Tidak lama lagi negeri kita Indonesia melaksana-kan hajatan besar yaitu Pemilu.
Gereja bukanlah ormas, melainkan organisasi keagamaan (kerkgenootschap). Yang tepat Gereja adalah Kerajaan Allah yang ditaruh di atas muka bumi dalam rangka pengutusan (Yohanes 17:9-19). Jadi Gereja adalah milik Allah yang diperintah langsung oleh Allah sendiri. Gereja bukan milik dunia, tetapi Gereja di utus untuk menghadirkan Kerajaan Allah yang ada di dalam dunia.
Itulah sebabnya Gereja harus memasang jarak yang jelas dengan politik. Ada bahaya bila Gereja menyatu dengan politik, yaitu Gereja gagal membuktikan dirinya sebagai Kerajaan Allah yang diperintah oleh Allah sendiri.
Sejarah membuktikan, ketika Gereja dan Negara (politik) menjadi satu di jaman Kaisar Konstantin(sekitar abad ke-3), Gereja mengalami kemerosotan yang fatal.

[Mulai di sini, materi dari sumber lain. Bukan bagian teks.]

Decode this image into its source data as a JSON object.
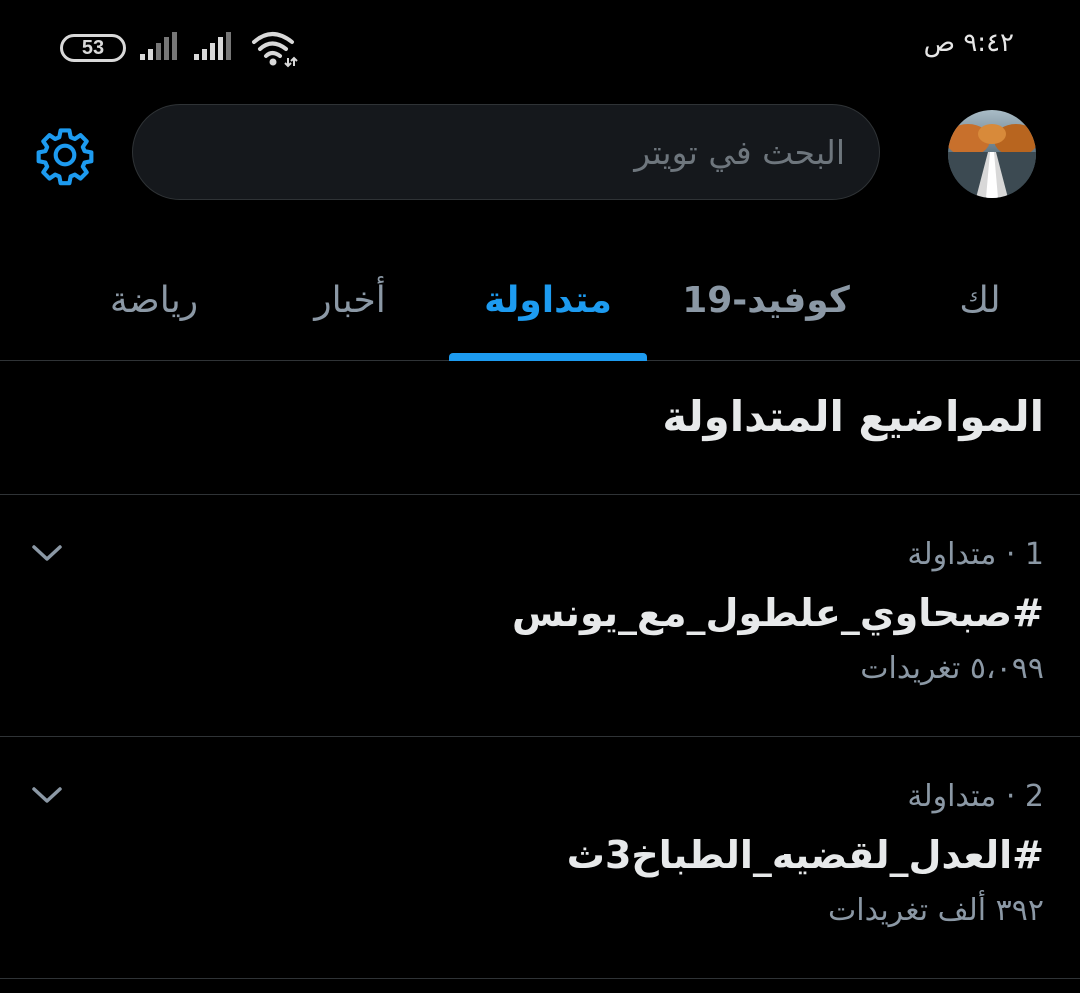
{
  "status_bar": {
    "battery": "53",
    "time": "٩:٤٢ ص"
  },
  "header": {
    "search_placeholder": "البحث في تويتر",
    "settings_icon": "gear-icon",
    "avatar_icon": "avatar"
  },
  "tabs": [
    {
      "label": "لك",
      "active": false
    },
    {
      "label": "كوفيد-19",
      "active": false
    },
    {
      "label": "متداولة",
      "active": true
    },
    {
      "label": "أخبار",
      "active": false
    },
    {
      "label": "رياضة",
      "active": false
    }
  ],
  "section": {
    "title": "المواضيع المتداولة"
  },
  "trends": [
    {
      "meta": "1 · متداولة",
      "name": "#صبحاوي_علطول_مع_يونس",
      "count": "٥،٠٩٩ تغريدات"
    },
    {
      "meta": "2 · متداولة",
      "name": "#العدل_لقضيه_الطباخ3ث",
      "count": "٣٩٢ ألف تغريدات"
    }
  ],
  "colors": {
    "accent": "#1d9bf0",
    "background": "#000000",
    "secondary_text": "#8b98a5"
  }
}
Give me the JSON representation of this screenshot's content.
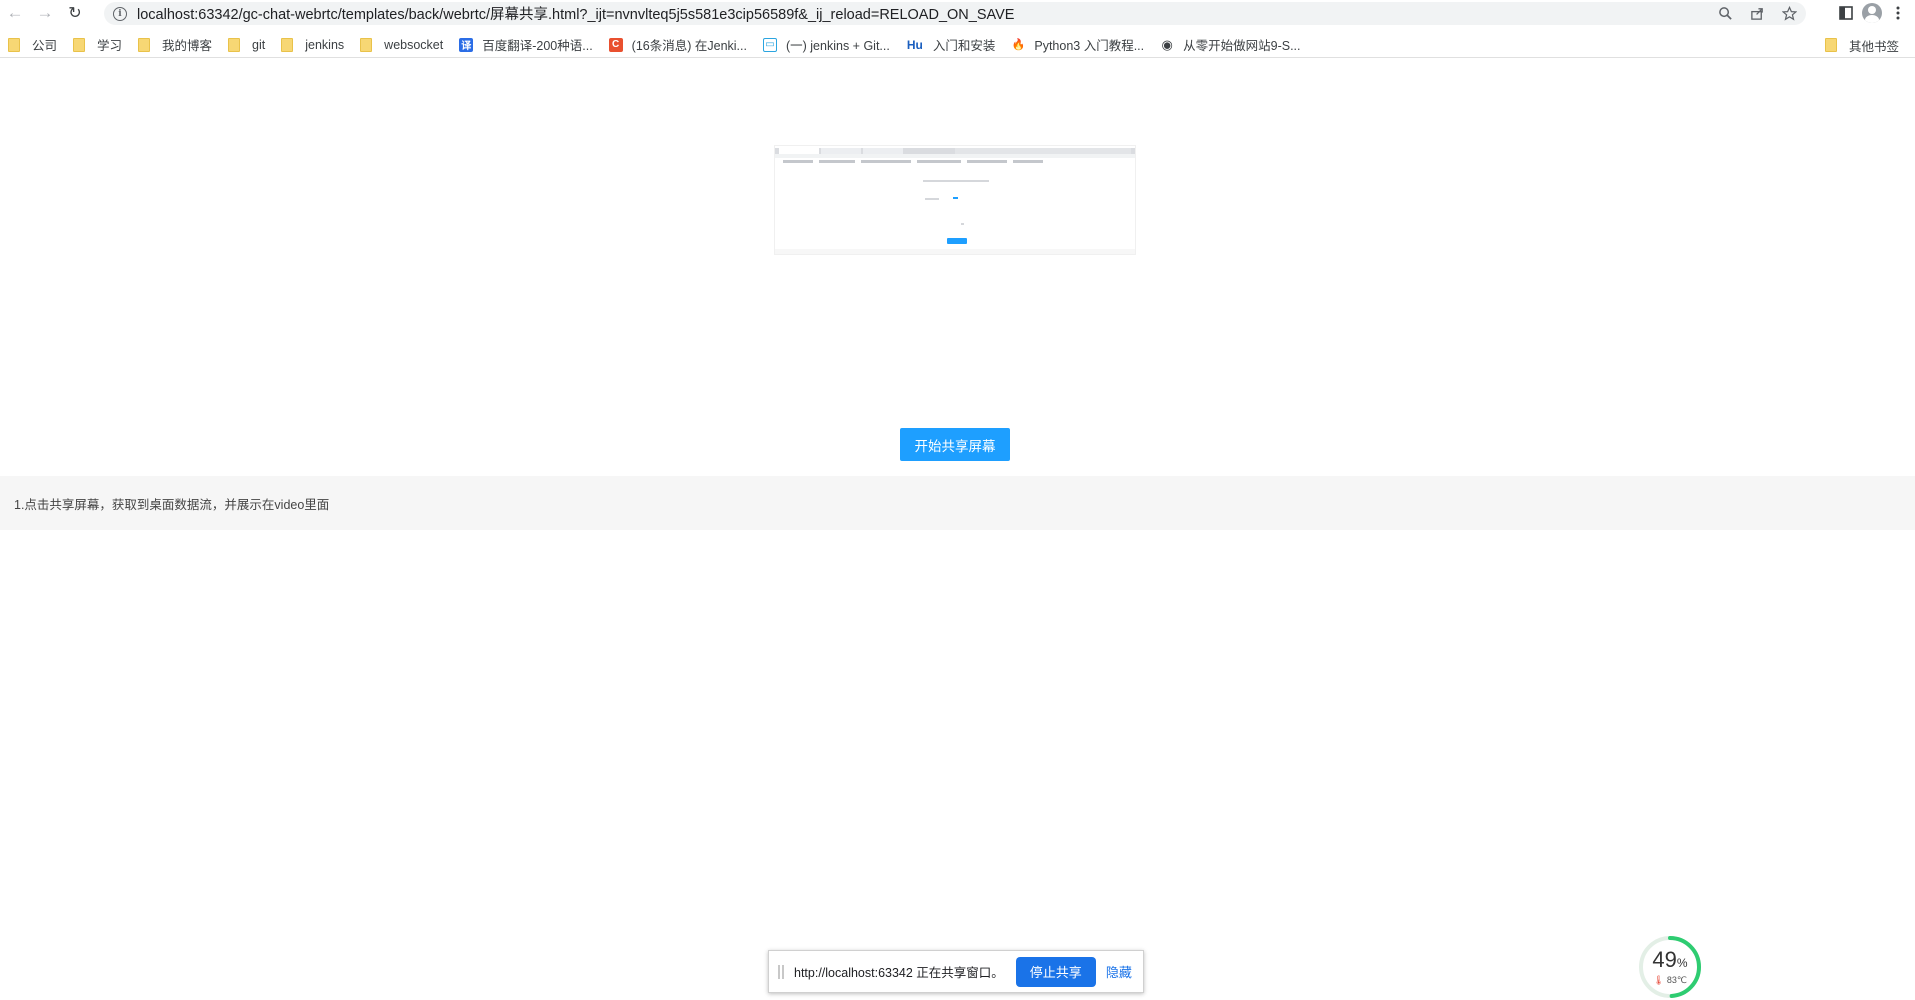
{
  "browser": {
    "url": "localhost:63342/gc-chat-webrtc/templates/back/webrtc/屏幕共享.html?_ijt=nvnvlteq5j5s581e3cip56589f&_ij_reload=RELOAD_ON_SAVE",
    "nav_back_icon": "←",
    "nav_forward_icon": "→",
    "reload_icon": "↻"
  },
  "bookmarks": {
    "items": [
      {
        "label": "公司",
        "icon": "folder-icon"
      },
      {
        "label": "学习",
        "icon": "folder-icon"
      },
      {
        "label": "我的博客",
        "icon": "folder-icon"
      },
      {
        "label": "git",
        "icon": "folder-icon"
      },
      {
        "label": "jenkins",
        "icon": "folder-icon"
      },
      {
        "label": "websocket",
        "icon": "folder-icon"
      },
      {
        "label": "百度翻译-200种语...",
        "icon": "translate-icon",
        "glyph": "译",
        "color": "#2b6de6"
      },
      {
        "label": "(16条消息) 在Jenki...",
        "icon": "csdn-icon",
        "glyph": "C",
        "color": "#e9502f"
      },
      {
        "label": "(一) jenkins + Git...",
        "icon": "bilibili-icon",
        "glyph": "▭",
        "color": "#2ba5e0"
      },
      {
        "label": "入门和安装",
        "icon": "hu-icon",
        "glyph": "Hu",
        "color": "#1b5fbf"
      },
      {
        "label": "Python3 入门教程...",
        "icon": "flame-icon",
        "glyph": "🔥",
        "color": "#ffffff"
      },
      {
        "label": "从零开始做网站9-S...",
        "icon": "globe-icon",
        "glyph": "◉",
        "color": "#ffffff"
      }
    ],
    "other": "其他书签"
  },
  "main": {
    "start_button": "开始共享屏幕",
    "note": "1.点击共享屏幕，获取到桌面数据流，并展示在video里面"
  },
  "share_bar": {
    "message": "http://localhost:63342 正在共享窗口。",
    "stop_button": "停止共享",
    "hide_link": "隐藏"
  },
  "cpu_widget": {
    "percent": "49",
    "percent_unit": "%",
    "percent_value": 49,
    "temperature": "83℃",
    "ring_color": "#2ecc71"
  }
}
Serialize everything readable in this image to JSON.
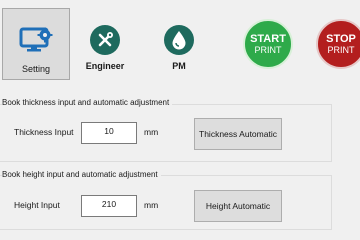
{
  "toolbar": {
    "setting_label": "Setting",
    "engineer_label": "Engineer",
    "pm_label": "PM",
    "start": {
      "line1": "START",
      "line2": "PRINT"
    },
    "stop": {
      "line1": "STOP",
      "line2": "PRINT"
    }
  },
  "thickness": {
    "group_title": "Book thickness input and automatic adjustment",
    "label": "Thickness Input",
    "value": "10",
    "unit": "mm",
    "button": "Thickness Automatic"
  },
  "height": {
    "group_title": "Book height input and automatic adjustment",
    "label": "Height Input",
    "value": "210",
    "unit": "mm",
    "button": "Height Automatic"
  },
  "colors": {
    "start": "#2eaa4a",
    "stop": "#b31e1e",
    "icon_teal": "#1e6a5e",
    "monitor_blue": "#1f6fb8"
  }
}
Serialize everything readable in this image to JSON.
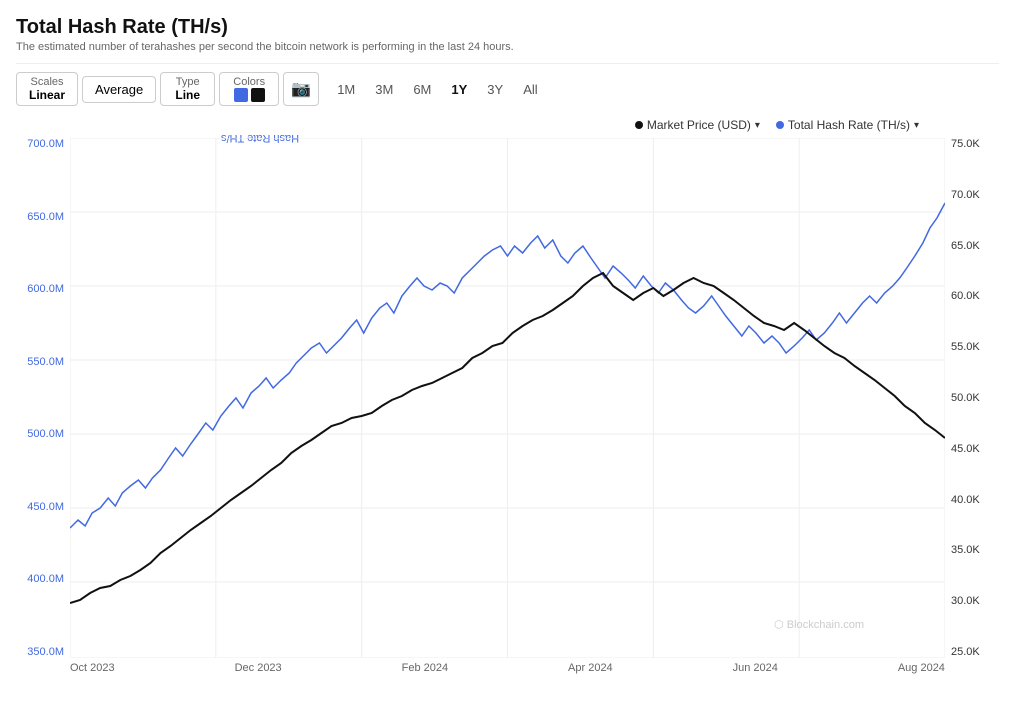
{
  "page": {
    "title": "Total Hash Rate (TH/s)",
    "subtitle": "The estimated number of terahashes per second the bitcoin network is performing in the last 24 hours."
  },
  "toolbar": {
    "scales_label": "Scales",
    "scales_value": "Linear",
    "average_label": "Average",
    "type_label": "Type",
    "type_value": "Line",
    "colors_label": "Colors",
    "camera_label": "📷",
    "time_buttons": [
      "1M",
      "3M",
      "6M",
      "1Y",
      "3Y",
      "All"
    ],
    "active_time": "1Y"
  },
  "legend": {
    "market_price_label": "Market Price (USD)",
    "hash_rate_label": "Total Hash Rate (TH/s)"
  },
  "yaxis_left": {
    "title": "Hash Rate TH/s",
    "values": [
      "700.0M",
      "650.0M",
      "600.0M",
      "550.0M",
      "500.0M",
      "450.0M",
      "400.0M",
      "350.0M"
    ]
  },
  "yaxis_right": {
    "values": [
      "75.0K",
      "70.0K",
      "65.0K",
      "60.0K",
      "55.0K",
      "50.0K",
      "45.0K",
      "40.0K",
      "35.0K",
      "30.0K",
      "25.0K"
    ]
  },
  "xaxis": {
    "labels": [
      "Oct 2023",
      "Dec 2023",
      "Feb 2024",
      "Apr 2024",
      "Jun 2024",
      "Aug 2024"
    ]
  },
  "colors": {
    "hash_rate": "#4169e1",
    "market_price": "#111111",
    "grid": "#eeeeee",
    "swatch_blue": "#4169e1",
    "swatch_black": "#222222"
  },
  "watermark": {
    "text": "Blockchain.com"
  }
}
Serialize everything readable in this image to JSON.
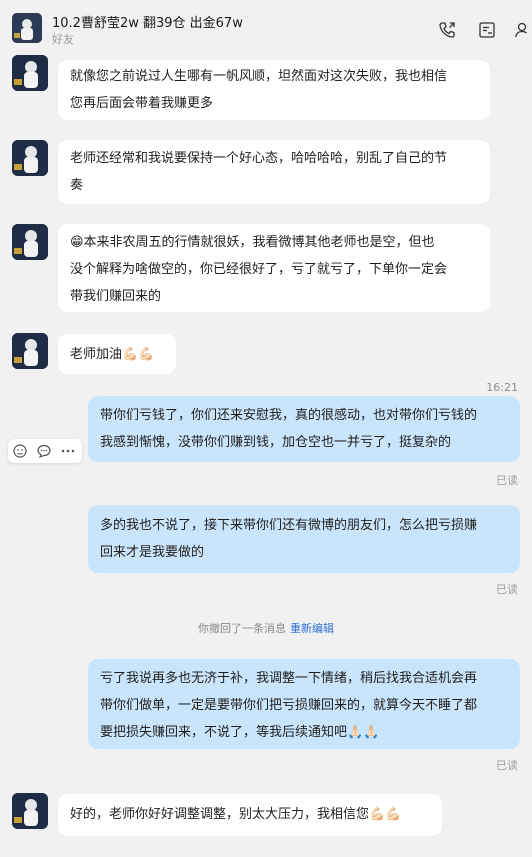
{
  "header": {
    "title": "10.2曹舒莹2w 翻39仓 出金67w",
    "subtitle": "好友",
    "icons": [
      "call-icon",
      "list-icon",
      "add-user-icon"
    ]
  },
  "messages": [
    {
      "from": "friend",
      "lines": [
        "就像您之前说过人生哪有一帆风顺，坦然面对这次失败，我也相信",
        "您再后面会带着我赚更多"
      ]
    },
    {
      "from": "friend",
      "lines": [
        "老师还经常和我说要保持一个好心态，哈哈哈哈，别乱了自己的节",
        "奏"
      ]
    },
    {
      "from": "friend",
      "lines": [
        "😁本来非农周五的行情就很妖，我看微博其他老师也是空，但也",
        "没个解释为啥做空的，你已经很好了，亏了就亏了，下单你一定会",
        "带我们赚回来的"
      ]
    },
    {
      "from": "friend",
      "lines": [
        "老师加油💪🏻💪🏻"
      ]
    },
    {
      "from": "me",
      "lines": [
        "带你们亏钱了，你们还来安慰我，真的很感动，也对带你们亏钱的",
        "我感到惭愧，没带你们赚到钱，加仓空也一并亏了，挺复杂的"
      ],
      "status": "已读"
    },
    {
      "from": "me",
      "lines": [
        "多的我也不说了，接下来带你们还有微博的朋友们，怎么把亏损赚",
        "回来才是我要做的"
      ],
      "status": "已读"
    },
    {
      "from": "me",
      "lines": [
        "亏了我说再多也无济于补，我调整一下情绪，稍后找我合适机会再",
        "带你们做单，一定是要带你们把亏损赚回来的，就算今天不睡了都",
        "要把损失赚回来，不说了，等我后续通知吧🙏🏻🙏🏻"
      ],
      "status": "已读"
    },
    {
      "from": "friend",
      "lines": [
        "好的，老师你好好调整调整，别太大压力，我相信您💪🏻💪🏻"
      ]
    }
  ],
  "timestamp": "16:21",
  "recall_notice": {
    "text": "你撤回了一条消息",
    "action": "重新编辑"
  },
  "hover_tools": [
    "add-emoji-icon",
    "comment-icon",
    "more-icon"
  ],
  "colors": {
    "background": "#f1f1f1",
    "friend_bubble": "#ffffff",
    "my_bubble": "#c9e5fb",
    "link": "#2c70d8"
  }
}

Meskipun demikian bukan berarti Gereja bersikap apolitis, atau anti politik.
Gereja dan Negara (politik) adalah lembaga yang bergandengan tangan dan saling mengisi. Sebab Negara dan Gereja memiliki sasaran operasional yang sama, yaitu manusia, meskipun orientasi tujuannya berbeda. Negara berorientasi pada kehidupan selama di dunia. Gereja berorientasi kepada kehidupan kini sampai kekekalan. Jadi Gereja harus memandang dunia politik adalah sebagai salah satu ladang pelayanan Gereja. Karena itu umat Kristen yang menjadi pelaku politik harus menjadikan Firman Tuhan sebagai sumber etik dan prinsip dalam melaksanakan perilaku politik.
Itulah sebabnya Gereja membebaskan jemaat menyalurkan aspirasi politiknya, selama aspirasinya tersebut sejalan dengan ajaran Firman Tuhan. Bahkan umat Kristen harus memberi sumbangsih yang nyata dalam pembangunan dunia politik, sebab “...kesejahteraan mereka adalah kesejahteraanmu juga…” (Yeremia 29:7).
Mohon diperhatikan, walau aspirasi politik berbeda, mari tetap jaga dan pelihara fakta bahwa kita adalah saudara dalam Kristus.